I love chocolate. I love it. I love dark chocolate, milk chocolate, all variations of semi-sweet chocolate because it’s delicious and satisfying. It goes without saying that I also love chocolate desserts. As such, should you find yourself dining with me in (any) restaurant, I will always gravitate toward a chocolate treat and be a little disappointed if one is not available. France also loves chocolate. I don’t think I’ve had dinner out where it wasn’t on the dessert menu. A staple here is mousse au chocolat or chocolate mousse for you English speakers. I order it often, but I’ve also started making it at home (a lot). And this is where I recommend that all of you start making it at home, too, because it’s incredibly easy and absolutely delicious. I have no doubt in my mind it’ll turn into your go-to dinner party dessert and/or weeknight surprise.

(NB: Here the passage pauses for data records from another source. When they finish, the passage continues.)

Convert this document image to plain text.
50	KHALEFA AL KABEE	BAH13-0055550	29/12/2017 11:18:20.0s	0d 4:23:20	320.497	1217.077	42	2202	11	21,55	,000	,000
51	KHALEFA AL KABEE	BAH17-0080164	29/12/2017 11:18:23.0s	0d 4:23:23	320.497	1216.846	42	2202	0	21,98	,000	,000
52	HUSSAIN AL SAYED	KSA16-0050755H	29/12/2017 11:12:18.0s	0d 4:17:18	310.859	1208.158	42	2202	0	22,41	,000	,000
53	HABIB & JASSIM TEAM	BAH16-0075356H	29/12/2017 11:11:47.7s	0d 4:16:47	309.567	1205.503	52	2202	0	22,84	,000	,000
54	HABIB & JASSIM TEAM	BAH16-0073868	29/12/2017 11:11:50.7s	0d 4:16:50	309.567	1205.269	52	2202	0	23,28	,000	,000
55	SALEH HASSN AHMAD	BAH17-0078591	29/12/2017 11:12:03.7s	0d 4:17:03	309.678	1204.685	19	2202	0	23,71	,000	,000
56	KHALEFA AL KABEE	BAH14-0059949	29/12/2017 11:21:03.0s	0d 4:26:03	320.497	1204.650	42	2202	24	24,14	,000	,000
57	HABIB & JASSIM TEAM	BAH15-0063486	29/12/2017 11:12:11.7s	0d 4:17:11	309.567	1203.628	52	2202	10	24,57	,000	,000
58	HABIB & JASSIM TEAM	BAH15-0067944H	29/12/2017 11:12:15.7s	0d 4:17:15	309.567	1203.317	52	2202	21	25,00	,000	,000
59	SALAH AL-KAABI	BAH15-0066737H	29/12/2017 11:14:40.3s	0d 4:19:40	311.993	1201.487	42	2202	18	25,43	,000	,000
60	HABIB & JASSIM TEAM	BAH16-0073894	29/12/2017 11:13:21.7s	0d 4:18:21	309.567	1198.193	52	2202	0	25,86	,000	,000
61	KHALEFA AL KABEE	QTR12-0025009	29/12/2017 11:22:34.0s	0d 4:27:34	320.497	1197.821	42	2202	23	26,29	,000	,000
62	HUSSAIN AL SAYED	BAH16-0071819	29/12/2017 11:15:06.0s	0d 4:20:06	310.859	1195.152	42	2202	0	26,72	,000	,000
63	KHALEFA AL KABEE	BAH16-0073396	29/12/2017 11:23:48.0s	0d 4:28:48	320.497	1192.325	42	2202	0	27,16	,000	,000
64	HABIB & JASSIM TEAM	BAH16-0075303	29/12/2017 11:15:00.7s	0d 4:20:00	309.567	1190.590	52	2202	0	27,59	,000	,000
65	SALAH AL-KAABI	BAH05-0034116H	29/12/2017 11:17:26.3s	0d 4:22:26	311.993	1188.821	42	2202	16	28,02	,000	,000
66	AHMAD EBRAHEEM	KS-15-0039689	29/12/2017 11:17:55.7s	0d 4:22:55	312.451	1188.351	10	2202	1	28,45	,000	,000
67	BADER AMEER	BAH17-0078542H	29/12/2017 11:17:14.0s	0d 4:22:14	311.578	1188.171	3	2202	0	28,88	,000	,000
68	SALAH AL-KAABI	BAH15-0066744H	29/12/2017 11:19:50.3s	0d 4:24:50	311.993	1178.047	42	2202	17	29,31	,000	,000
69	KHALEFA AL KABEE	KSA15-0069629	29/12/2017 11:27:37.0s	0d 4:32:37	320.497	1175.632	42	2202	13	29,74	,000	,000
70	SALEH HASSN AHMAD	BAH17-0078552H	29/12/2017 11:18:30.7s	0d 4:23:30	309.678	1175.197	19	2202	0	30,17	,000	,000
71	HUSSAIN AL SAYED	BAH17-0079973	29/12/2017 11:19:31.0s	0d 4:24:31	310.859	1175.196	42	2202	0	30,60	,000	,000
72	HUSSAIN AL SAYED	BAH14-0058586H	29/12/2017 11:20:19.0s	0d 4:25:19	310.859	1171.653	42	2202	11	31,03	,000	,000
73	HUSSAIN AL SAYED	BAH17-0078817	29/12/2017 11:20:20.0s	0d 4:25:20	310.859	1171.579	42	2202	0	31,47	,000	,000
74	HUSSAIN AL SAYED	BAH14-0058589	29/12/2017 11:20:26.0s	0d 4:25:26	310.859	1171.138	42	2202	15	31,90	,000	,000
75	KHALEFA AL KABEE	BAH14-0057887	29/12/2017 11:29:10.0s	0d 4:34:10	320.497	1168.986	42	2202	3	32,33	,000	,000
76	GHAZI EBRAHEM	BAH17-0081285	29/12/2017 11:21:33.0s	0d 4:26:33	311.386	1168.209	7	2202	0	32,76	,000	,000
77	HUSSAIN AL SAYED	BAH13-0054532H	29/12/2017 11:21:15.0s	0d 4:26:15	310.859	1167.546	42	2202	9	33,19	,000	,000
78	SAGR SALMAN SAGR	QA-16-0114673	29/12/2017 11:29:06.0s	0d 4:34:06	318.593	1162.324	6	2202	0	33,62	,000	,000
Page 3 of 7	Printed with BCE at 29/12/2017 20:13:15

I grew up in a pudding house. Every so often my mom would make chocolate, vanilla, or butterscotch pudding. If we’d been extra good, she might make a chocolate and vanilla layered pudding (my favorite). But, I can’t recall ever eating mousse at home nor can I remember seeing it listed as a dessert on too many menus back in the states. I think the first time I had chocolate mousse might’ve been at Mozart’s in Austin, TX (it’s a coffee house in Austin [I don’t drink coffee], but if you find yourself in the neighborhood, I recommend it as there’s also a nice outdoor vibe/view). It was pretty amazing. I decided, then, that chocolate mousse must be incredibly difficult to make…so I never even looked into it. That is until I moved to France.
If you recall, back when we first moved here I stumbled upon David Lebovitz’s The Sweet Life in Paris (I wrote about it here). It’s a great read that’s peppered throughout with various recipes for this and that. One of my favorite (obviously) is for mousse au chocolat. Interestingly, he has two recipes: (1) avec des oeufs crus ou (2) sans oeufs crus.
The first time we made the mousse, we made it without raw eggs (#2). So, it had lots of butter and heavy cream. The second (and subsequent times) we’ve made the mousse, we’ve done it with the raw eggs. Trust me when I say it’s better and easier with the raw eggs. Go that route.
All you need (Makes 4-6):
7 oz (200g) bittersweet or semisweet chocolate, finely chopped
3T (45ml) water
2T (30ml) Chartreuse (we use a chocolate liqueur, instead)
4 large eggs, at room temperature, separated
Pinch of course salt
So start off with your chocolate, water, and liqueur in a double boiler until it’s totally melted. Let it cool. Then whip the egg whites with the salt until stiff peaks form.
Then add the egg yolks to the chocolate, then slowly fold in the egg whites 1/3 at a time.
Then place in bowls, cover, and refrigerate for at least three hours and up to (maximum) five days.
Et voila! Grab a spoon and eat with someone you love.
4 Comments Add yours
Can’t wait to try it, Victoria! I brought some unsweetened chocolate home from a cacao plantation we visited in Costa Rica, so it’ll be perfect. and since I gave up ice cream, but NOT CHOCOLATE!, for Lent, it’s all good.
And we’re headed to Austin next week to visit our son, who moved there in September. So we’ll add Mozart’s to our list of things to do. Thanks for such great information!
You bet! If you want any other Austin recommendations, let me know. My favorite Margarita is from Trudy’s (also order the stuffed avocado). As long as you don’t go to the one near campus, it’s not too overrun with college students.